Saturday, July 28, 2007

Blogging Again

As you may already have guessed life has been incredibly busy hence the long silence from me on my blog. There just are not enough hours in the day any more.

Where to begin?

Well, baby (I’ll refer to her as G from henceforth) is now nine weeks old – yeah I know I can barely believe it myself! – and she is just the cutest thing on this planet. However, she has recently developed a Jekyll and Hyde personality - switching between being a coo-ing angelic cherub one minute and a screaming banshee the next. To deal with this screaming persona I enlisted the help of a simple devise known as a dummy. My goodness, does it work like magic or what! I swore over my dead body that I would not give a dummy to my first daughter and I never did (fool that I was I now realise) and after initially taking the same stance with G I had to admit defeat after a particularly nasty screaming bout (there is nothing like a screaming baby to get your temperature rising and your teeth gnashing!) and rushed out to Boots to buy one and am I glad I did. Used sensibly and with discretion a dummy can be a life saver. It calms G instantly and the sucking seems to soothe her. I wish I had known this the first time around I would have saved myself a lot of stress and tears.

But there is no doubt about it; I am enjoying being a mother more this time around than I did with my first. With my first child, it was a journey into the unknown and it felt, at the time, like I was travelling down a long dark tunnel with no light at the end of it. I felt trapped - like my life had come to an end. But as I look back nowI realise I suffered from baby blues.

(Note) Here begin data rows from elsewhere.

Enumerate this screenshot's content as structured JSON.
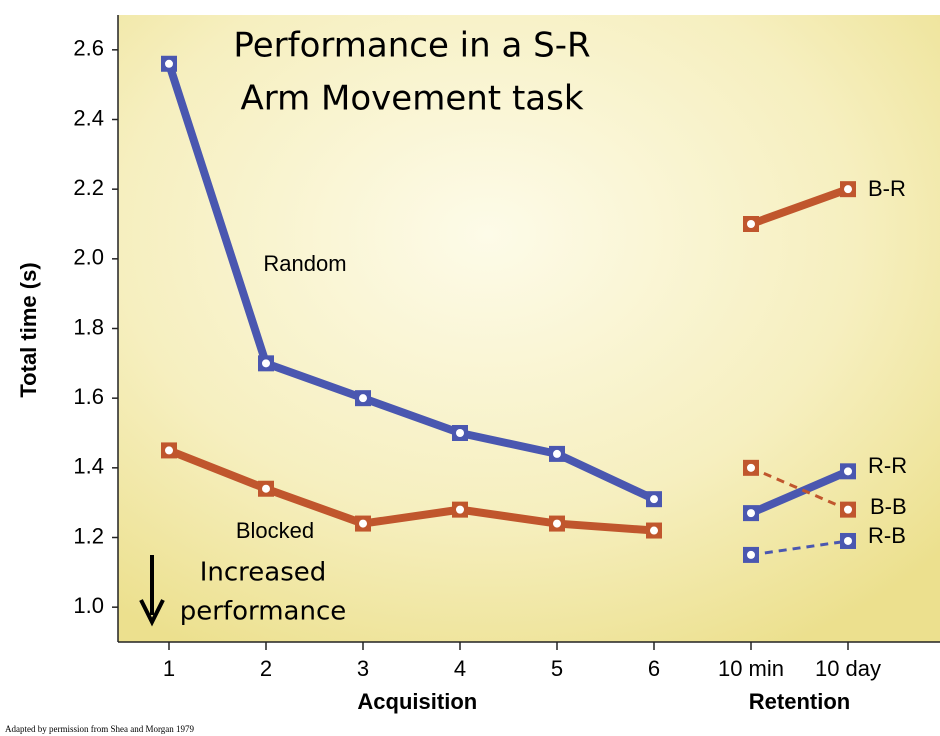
{
  "chart_data": {
    "type": "line",
    "title_lines": [
      "Performance in a S-R",
      "Arm Movement task"
    ],
    "y_label": "Total time (s)",
    "categories": [
      "1",
      "2",
      "3",
      "4",
      "5",
      "6",
      "10 min",
      "10 day"
    ],
    "x_groups": [
      {
        "label": "Acquisition",
        "from": 0,
        "to": 5
      },
      {
        "label": "Retention",
        "from": 6,
        "to": 7
      }
    ],
    "ylim": [
      0.9,
      2.7
    ],
    "yticks": [
      {
        "value": 1,
        "label": "1.0"
      },
      1.2,
      1.4,
      1.6,
      1.8,
      {
        "value": 2,
        "label": "2.0"
      },
      2.2,
      2.4,
      2.6
    ],
    "series": [
      {
        "name": "Random",
        "color": "#4a57b0",
        "dashed": false,
        "values": [
          2.56,
          1.7,
          1.6,
          1.5,
          1.44,
          1.31,
          null,
          null
        ]
      },
      {
        "name": "Blocked",
        "color": "#c0562d",
        "dashed": false,
        "values": [
          1.45,
          1.34,
          1.24,
          1.28,
          1.24,
          1.22,
          null,
          null
        ]
      },
      {
        "name": "B-R",
        "color": "#c0562d",
        "dashed": false,
        "values": [
          null,
          null,
          null,
          null,
          null,
          null,
          2.1,
          2.2
        ]
      },
      {
        "name": "R-R",
        "color": "#4a57b0",
        "dashed": false,
        "values": [
          null,
          null,
          null,
          null,
          null,
          null,
          1.27,
          1.39
        ]
      },
      {
        "name": "B-B",
        "color": "#c0562d",
        "dashed": true,
        "values": [
          null,
          null,
          null,
          null,
          null,
          null,
          1.4,
          1.28
        ]
      },
      {
        "name": "R-B",
        "color": "#4a57b0",
        "dashed": true,
        "values": [
          null,
          null,
          null,
          null,
          null,
          null,
          1.15,
          1.19
        ]
      }
    ],
    "annotation_lines": [
      "Increased",
      "performance"
    ],
    "footnote": "Adapted by permission from Shea and Morgan 1979"
  }
}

This time around, experience has kicked in. I know what to expect and I am more relaxed about the little things I used to get so worked up over the first time around. I am much more in control and feel a lot more confident about my mothering skills. I have accepted the fact that a task that would normally take me half an hour to complete (like blogging) now takes me the whole day because I have to keep stopping midway to attend to G. Most importantly, I know whatever phase G is going through will pass so I try as much as possible to enjoy the moment. Of course from time to time I blow a gasket (I am only human afterall) but it's short lived and I take a deep breath and life goes on.

Hopefully, I am now sufficiently back on track to begin blogging more regularly again – I’ve missed it and boy do I have loads to blog about.